If the volume of logs generated by the unified auditing feature is relatively high, referring to and maintaining the audit trail may lead to performance issues and storage shortages. Therefore, auditing should be configured in a way that avoids storing unnecessary information in the related table.
The new Oracle 19c feature called Auditing Only Top-Level SQL Statements can be effective in this regard.
With this feature, you can enable auditing only for statements that are executed directly by the user (so-called Top-Level statements) and ignore auditing statements that are executed as part of a procedure call.
To use this feature, you simply need to add the clause ONLY TOPLEVEL to the CREATE AUDIT POLICY statement.
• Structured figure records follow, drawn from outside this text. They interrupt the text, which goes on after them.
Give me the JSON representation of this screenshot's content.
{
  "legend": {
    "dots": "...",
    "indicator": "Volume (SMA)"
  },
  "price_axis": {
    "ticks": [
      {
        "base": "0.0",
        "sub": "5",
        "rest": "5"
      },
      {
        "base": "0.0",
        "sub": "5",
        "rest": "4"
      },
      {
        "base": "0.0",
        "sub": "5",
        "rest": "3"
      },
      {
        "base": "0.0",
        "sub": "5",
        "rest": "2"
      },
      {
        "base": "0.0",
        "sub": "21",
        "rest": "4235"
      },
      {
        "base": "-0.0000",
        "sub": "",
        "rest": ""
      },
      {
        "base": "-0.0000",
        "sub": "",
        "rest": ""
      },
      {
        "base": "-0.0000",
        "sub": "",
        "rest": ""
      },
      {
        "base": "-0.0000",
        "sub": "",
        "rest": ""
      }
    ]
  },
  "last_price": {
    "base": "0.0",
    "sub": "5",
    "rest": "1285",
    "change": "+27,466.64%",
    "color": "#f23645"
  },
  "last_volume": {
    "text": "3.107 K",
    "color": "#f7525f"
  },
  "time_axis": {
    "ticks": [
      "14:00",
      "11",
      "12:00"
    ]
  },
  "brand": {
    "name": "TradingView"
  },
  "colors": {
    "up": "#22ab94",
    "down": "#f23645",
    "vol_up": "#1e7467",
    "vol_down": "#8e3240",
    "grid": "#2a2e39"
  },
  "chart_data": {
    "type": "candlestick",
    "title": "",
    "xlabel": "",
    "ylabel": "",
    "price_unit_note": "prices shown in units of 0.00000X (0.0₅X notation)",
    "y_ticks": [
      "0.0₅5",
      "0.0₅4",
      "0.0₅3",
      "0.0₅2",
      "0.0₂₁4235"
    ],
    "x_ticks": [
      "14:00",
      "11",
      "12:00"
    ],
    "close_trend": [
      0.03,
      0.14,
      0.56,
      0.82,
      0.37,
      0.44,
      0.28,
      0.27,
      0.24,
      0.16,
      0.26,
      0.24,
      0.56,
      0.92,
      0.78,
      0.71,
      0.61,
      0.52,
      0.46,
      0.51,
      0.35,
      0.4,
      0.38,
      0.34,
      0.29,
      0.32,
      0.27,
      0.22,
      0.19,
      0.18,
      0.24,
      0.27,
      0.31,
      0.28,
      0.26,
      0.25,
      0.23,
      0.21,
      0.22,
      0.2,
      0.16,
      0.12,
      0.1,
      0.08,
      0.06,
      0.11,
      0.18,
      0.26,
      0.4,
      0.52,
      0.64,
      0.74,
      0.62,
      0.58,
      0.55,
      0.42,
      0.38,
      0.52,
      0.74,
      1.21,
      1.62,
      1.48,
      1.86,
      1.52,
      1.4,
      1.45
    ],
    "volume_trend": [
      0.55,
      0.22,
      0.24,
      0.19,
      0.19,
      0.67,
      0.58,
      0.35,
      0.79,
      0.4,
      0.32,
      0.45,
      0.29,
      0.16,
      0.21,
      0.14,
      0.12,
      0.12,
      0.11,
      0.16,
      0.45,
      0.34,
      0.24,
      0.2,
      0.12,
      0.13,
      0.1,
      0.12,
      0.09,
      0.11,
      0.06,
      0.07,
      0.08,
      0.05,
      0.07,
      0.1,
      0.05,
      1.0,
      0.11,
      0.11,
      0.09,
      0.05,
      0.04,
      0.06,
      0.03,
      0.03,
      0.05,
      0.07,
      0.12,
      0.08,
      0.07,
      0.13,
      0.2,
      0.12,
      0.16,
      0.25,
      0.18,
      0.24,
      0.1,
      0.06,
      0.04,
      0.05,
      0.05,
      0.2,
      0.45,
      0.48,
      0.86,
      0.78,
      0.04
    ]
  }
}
Additionally, by checking the column AUDIT_ONLY_TOPLEVEL in the view AUDIT_UNIFIED_POLICIES, you can see which audit policies are using this feature. See the example below:
Example: Consider the following procedure:
create or replace procedure myproc1 as
begin
insert into mytbl select * from v$datafile;
insert into mytbl select * from v$datafile;
insert into mytbl select * from v$datafile;
insert into mytbl select * from v$datafile;
insert into mytbl select * from v$datafile;
insert into mytbl select * from v$datafile;
insert into mytbl select * from v$datafile;
insert into mytbl select * from v$datafile;
insert into mytbl select * from v$datafile;
commit;
end;
Suppose we want to audit some of the actions performed by user usef. For this purpose, we create an audit policy with the following command:
SQL> create audit policy actions_all_pol actions all;
Audit policy created.
Then we enable the created audit policy for user usef:
SQL> audit policy actions_all_pol by usef;
Audit succeeded.
User usef executes the procedure myproc1:
SQL> exec myproc1;
PL/SQL procedure successfully completed
By checking the unified_audit_trail view, we will see that 11 records were added to the audit trail for this procedure execution:
SQL>select count(*) from unified_audit_trail f where f.unified_audit_policies=’ACTIONS_ALL_POL’;
11
We can display the recorded information with the following command:
SQL> select f.sessionid,f.action_name,f.object_schema,f.object_name from unified_audit_trail f where f.unified_audit_policies=’ACTIONS_ALL_POL’;
As shown, the text of the INSERT statements inside the myproc1 procedure were recorded in the audit trail.
Now, we want to use the Auditing Only Top-Level SQL Statements feature to prevent logging extra information. So, we repeat the process again:
— Delete existing records from the aud$unified table and disable the created audit policy:
SQL> begin
dbms_audit_mgmt.clean_audit_trail(
audit_trail_type => dbms_audit_mgmt.audit_trail_unified,
use_last_arch_timestamp => false
);
end;
/
SQL> noaudit policy actions_all_pol by usef;
Noaudit succeeded.
— Create a new audit policy with the ONLY TOPLEVEL clause:
SQL> create audit policy TOPLEVEL_on actions all ONLY TOPLEVEL;
Audit policy created.
— Enable the created audit policy for user usef:
SQL> audit policy TOPLEVEL_on by usef;
Audit succeeded.
— Execute the procedure by user usef:
SQL> exec myproc1;
PL/SQL procedure successfully completed
— With this procedure execution, only 1 record will be added to the audit trail:
SQL> select f.sessionid, f.action_name, f.sql_text
from unified_audit_trail f
where f.unified_audit_policies = 'TOPLEVEL_ON';
As you can see, with the help of the Auditing Only Top-Level SQL Statements feature, only the statement that was executed directly by the user is recorded in the audit trail.